В данный момент всё это не имело значения. Я не могла отвернуться. Не могла оторвать взгляд от хрупкого призрака, который теперь преграждал мне дорогу.
На ней было голубое платье с лентой в тон и веточкой жасмина, заправленной в кружевную отделку на талии. Грива жёстких кудрей обрамляла крошечное личико, придавая ему обаятельную прелесть, от которой у меня перехватило дыхание. Её окружала нежнейшая аура, серебристая и прозрачная, но черты лица оставались ясны. Высокие скулы, тёмные глаза, кожа цвета кофе с молоком указывали на креольское происхождение, и мне показалось, что я вижу в прозрачном лице частичку её матери. Но не Девлина. Кровь Гудуинз была слишком сильна.

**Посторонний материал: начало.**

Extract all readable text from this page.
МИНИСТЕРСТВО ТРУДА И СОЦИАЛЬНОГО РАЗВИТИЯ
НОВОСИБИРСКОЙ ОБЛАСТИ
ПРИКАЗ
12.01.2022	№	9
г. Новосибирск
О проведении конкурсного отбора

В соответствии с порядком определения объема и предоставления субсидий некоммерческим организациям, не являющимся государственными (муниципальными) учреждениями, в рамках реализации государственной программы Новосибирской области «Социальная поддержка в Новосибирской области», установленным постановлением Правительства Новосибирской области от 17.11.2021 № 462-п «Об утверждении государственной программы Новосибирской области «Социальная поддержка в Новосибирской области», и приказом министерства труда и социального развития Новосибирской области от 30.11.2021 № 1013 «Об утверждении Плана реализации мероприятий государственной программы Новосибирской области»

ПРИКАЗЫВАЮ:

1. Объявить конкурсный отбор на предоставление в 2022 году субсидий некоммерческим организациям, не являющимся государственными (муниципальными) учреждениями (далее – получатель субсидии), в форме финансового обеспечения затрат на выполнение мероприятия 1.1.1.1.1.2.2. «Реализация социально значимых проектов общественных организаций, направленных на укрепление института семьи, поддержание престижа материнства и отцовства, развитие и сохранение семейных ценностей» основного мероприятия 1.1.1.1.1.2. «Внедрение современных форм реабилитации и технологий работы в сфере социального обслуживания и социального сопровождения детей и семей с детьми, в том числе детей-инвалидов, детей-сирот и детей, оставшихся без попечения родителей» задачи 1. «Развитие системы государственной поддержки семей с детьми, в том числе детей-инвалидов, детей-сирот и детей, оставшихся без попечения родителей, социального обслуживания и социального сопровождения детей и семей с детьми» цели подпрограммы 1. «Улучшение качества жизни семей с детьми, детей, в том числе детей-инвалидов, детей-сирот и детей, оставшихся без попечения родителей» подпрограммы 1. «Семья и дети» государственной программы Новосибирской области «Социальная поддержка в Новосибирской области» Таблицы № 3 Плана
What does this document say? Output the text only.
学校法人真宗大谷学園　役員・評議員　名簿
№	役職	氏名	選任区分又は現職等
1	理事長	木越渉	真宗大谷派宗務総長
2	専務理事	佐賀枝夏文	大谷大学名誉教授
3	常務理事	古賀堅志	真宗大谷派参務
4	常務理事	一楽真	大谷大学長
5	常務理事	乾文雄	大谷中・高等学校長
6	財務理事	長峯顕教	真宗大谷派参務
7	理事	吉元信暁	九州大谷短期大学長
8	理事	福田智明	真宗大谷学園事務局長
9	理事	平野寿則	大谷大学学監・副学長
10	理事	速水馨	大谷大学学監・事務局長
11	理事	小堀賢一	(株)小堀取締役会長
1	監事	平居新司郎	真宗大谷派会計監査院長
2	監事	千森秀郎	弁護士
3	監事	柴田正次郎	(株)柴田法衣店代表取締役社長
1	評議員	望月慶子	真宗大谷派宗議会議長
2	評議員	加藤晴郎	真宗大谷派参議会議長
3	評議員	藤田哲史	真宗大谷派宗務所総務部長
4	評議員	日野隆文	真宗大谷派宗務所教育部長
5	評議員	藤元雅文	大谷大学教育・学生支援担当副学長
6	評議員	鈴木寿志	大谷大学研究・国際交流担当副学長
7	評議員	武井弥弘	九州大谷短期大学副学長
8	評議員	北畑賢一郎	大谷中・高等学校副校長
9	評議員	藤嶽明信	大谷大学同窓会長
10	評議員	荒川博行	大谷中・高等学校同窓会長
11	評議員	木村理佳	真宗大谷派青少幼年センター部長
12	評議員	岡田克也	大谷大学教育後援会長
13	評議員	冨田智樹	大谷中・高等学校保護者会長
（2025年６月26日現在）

С предельной аккуратностью ребёнок выдернул стебель жасмина из кружева и протянул мне.
Я знала, что лучше его не брать. Единственный способ справиться с призраками — игнорировать их, притворяться, что не замечаешь.
Но было уже слишком поздно. Практически по собственной воле я подняла руку и потянулась за цветами.
Призрак подплыл ближе — слишком близко — пока я не почувствовала смертельный холод, исходящий от её крошечного тела. Мои пальцы коснулись кремовых цветов. Лепестки показались мне настоящими, тёплыми и упругими, как и моя собственная кожа. Я понятия не имела, как это могло случиться. Она принесла их с той стороны. Цветы должны были увянуть.
Это тебе.
Она не шевелила губами, но я всё равно её слышала. Её голос был сладок и поэтичен, как слабый перезвон хрустального колокольчика. Я поднесла жасмин к лицу и вдохнула его пьянящий аромат.
Ты мне поможешь?
— Помочь тебе... как? — услышала я свой вопрос со стороны. Мой собственный голос звучал глухо и отдалённо, как эхо.
Она поднесла крошечный пальчик к губам.
— Что такое?
Казалось, она растворилась, когда воздух в саду задрожал и изменился. Моё сердце всё ещё колотилось, и я видела, как иней моего дыхания смешивается с молочным паром, клубящимся из теней. Во рту стоял странный медный привкус, как будто я прикусила язык. Я не чувствовала боли. Не чувствовала ничего, кроме ледяного страха, который точно метастазы расползался из груди в конечности, парализуя меня.
Жасмин выскользнул из онемевших пальцев, волосы на затылке встали дыбом. Ночь погрузилась в мёртвую тишину. Всё в саду замерло, кроме клуба тумана. Загипнотизированная, я смотрела, как он ползёт ко мне, извиваясь и скручиваясь, точно зачарованная кобра. Гудевшее в нервах напряжение стало невыносимым, и казалось, я расколюсь на части от легчайшего прикосновения.
Но когда контакт произошёл, я не увидела свет. Вместо него быстрый и жёсткий удар отбросил меня с такой силой, что я потеряла равновесие. Споткнувшись о садовую статую, я растянулась на земле. Керамический херувим разлетелся вдребезги о каменную брусчатку, и через секунду в доме раздались приглушённые голоса. Часть меня понимала, что владельцы дома, должно быть, услышали подозрительный шум, но моё внимание всё ещё было приковано к дорожке. В саду появилась ещё одна сущность, и она нависла надо мной. Её мёртвые глаза сверкали яростным блеском в сгущающихся сумерках.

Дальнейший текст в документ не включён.